Her freshman year at Windward, she pulled up from the volleyball 10-foot line during a game and drained the shot. Her coaches were baffled at first. But as the season progressed, she kept nailing deeper than deep shots and there was nothing anyone could say. Last season, she averaged 20.5 points a game and sank 88 3s.

"Her range is just not normal," Windward coach Vanessa Nygaard said. "But it's normal for her."

Osborne is just as lethal driving to the basket, taking contact and scoring the and-one. Nygaard compares her scoring prowess to the likes of Allen Iverson and Cappie Pondexter: versatile, strong and consistent. But Osborne rebounds and blocks shots, too.

During the spring of her freshman year, she jumped on a set of boxes 54 inches high. She hadn't done any serious weight training before then.

"Her athleticism is spellbinding," Nygaard said. "I'm a former Stanford player. I think of the Ogwumikes, who are much bigger than her, but Charisma has that same level of athleticism as Chiney and Nneka."

"She's best when she's in attack mode," Nygaard said. "Just attack, attack, attack."

Ready to take over

The truth is, Osborne is shy. She's humble and silly and quiet. She loves her teammates, dogs and math class. She plays the keyboard and wants to learn the trumpet. She'd rather blend in the background.

But when she's on the court, Charisma cannot be contained.

Windward was facing Ventura High School in a regional final last season. Osborne slid left and right, hardly coming up for air on defense. Wherever her player went, she went. Osborne limited her to 10 points.

"She was just on her like a jacket," Nygaard said.

Osborne also managed to drop 35 points, making five 3-pointers in the 61-43 victory, prompting Ventura coach Ann Larson to tell the Los Angeles Times: "Osborne's a beast."

She idolizes Kobe Bryant, not just because he can score from anywhere and not just because he can guard anyone. It's because he's clutch in close moments.

That's what Osborne aspires to do.

"I don't like to lose. Who likes to lose?" Osborne said. "If we're losing, I'm like, OK, I have to do this to get back in the game, or I have to do that, to make it close. Something just clicks in my head."

That happened during the state championship game against Sacramento McClatchy.
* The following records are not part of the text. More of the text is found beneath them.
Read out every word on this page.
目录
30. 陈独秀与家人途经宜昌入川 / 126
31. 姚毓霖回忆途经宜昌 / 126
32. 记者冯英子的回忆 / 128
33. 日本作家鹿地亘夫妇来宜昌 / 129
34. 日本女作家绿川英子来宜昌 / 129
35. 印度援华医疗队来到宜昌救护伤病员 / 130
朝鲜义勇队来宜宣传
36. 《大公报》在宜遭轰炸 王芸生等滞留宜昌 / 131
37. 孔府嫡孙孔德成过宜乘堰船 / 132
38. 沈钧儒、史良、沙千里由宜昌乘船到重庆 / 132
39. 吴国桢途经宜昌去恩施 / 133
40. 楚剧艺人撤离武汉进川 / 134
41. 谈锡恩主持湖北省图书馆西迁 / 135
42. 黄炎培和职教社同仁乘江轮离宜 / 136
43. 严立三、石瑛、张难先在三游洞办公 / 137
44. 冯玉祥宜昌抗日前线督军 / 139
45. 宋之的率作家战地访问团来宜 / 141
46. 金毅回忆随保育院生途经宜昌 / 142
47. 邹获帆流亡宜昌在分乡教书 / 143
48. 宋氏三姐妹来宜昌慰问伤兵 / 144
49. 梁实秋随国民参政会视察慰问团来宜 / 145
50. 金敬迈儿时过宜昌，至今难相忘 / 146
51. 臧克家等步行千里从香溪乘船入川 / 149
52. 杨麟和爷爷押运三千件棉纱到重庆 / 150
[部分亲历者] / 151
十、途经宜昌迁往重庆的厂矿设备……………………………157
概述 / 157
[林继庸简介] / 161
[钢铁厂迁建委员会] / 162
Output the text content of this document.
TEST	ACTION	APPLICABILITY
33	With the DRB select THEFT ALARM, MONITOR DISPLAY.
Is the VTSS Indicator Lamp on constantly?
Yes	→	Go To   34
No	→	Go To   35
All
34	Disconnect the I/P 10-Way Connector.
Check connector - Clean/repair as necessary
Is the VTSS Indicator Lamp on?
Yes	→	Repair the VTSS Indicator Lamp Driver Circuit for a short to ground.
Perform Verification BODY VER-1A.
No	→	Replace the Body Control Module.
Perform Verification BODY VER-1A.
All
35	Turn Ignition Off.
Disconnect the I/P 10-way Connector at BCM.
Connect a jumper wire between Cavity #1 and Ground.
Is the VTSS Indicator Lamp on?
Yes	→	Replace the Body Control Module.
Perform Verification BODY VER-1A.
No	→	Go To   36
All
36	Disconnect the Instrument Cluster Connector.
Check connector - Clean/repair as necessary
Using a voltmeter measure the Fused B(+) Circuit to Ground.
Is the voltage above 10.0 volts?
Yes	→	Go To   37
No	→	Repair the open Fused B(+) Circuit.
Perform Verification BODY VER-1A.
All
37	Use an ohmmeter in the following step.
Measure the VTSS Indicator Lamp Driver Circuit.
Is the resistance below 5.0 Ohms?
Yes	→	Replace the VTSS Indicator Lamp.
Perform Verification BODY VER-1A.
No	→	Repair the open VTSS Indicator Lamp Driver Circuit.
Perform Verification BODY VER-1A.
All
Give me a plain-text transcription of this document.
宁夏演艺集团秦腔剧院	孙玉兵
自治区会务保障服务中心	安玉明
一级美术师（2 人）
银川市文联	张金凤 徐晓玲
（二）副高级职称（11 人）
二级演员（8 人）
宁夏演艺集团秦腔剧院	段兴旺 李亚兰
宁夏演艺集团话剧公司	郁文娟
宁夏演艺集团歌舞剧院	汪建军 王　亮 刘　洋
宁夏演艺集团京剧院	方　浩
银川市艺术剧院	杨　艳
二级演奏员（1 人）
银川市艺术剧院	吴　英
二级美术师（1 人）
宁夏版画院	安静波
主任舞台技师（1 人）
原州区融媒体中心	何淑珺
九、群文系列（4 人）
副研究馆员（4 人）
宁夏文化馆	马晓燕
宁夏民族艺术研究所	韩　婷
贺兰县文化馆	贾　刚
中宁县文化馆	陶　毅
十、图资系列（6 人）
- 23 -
Windward was struggling to bring the ball up due to McClatchy's physical, full-court pressure.

Osborne, playing the two, switched to the point and took over. She bobbed and weaved through double and triple teams, not only dropping 26 points, five rebounds, four steals and three blocked shots, but finding her teammates before the trap collapsed on her in the 53-41 win.

"They were trying to get her off her game. They were trying to get in her head. She took all those hits in a game that was really important," said former WNBA star Ebony Hoffman, now Windward's assistant coach. "She showed the type of player she's getting ready to turn into."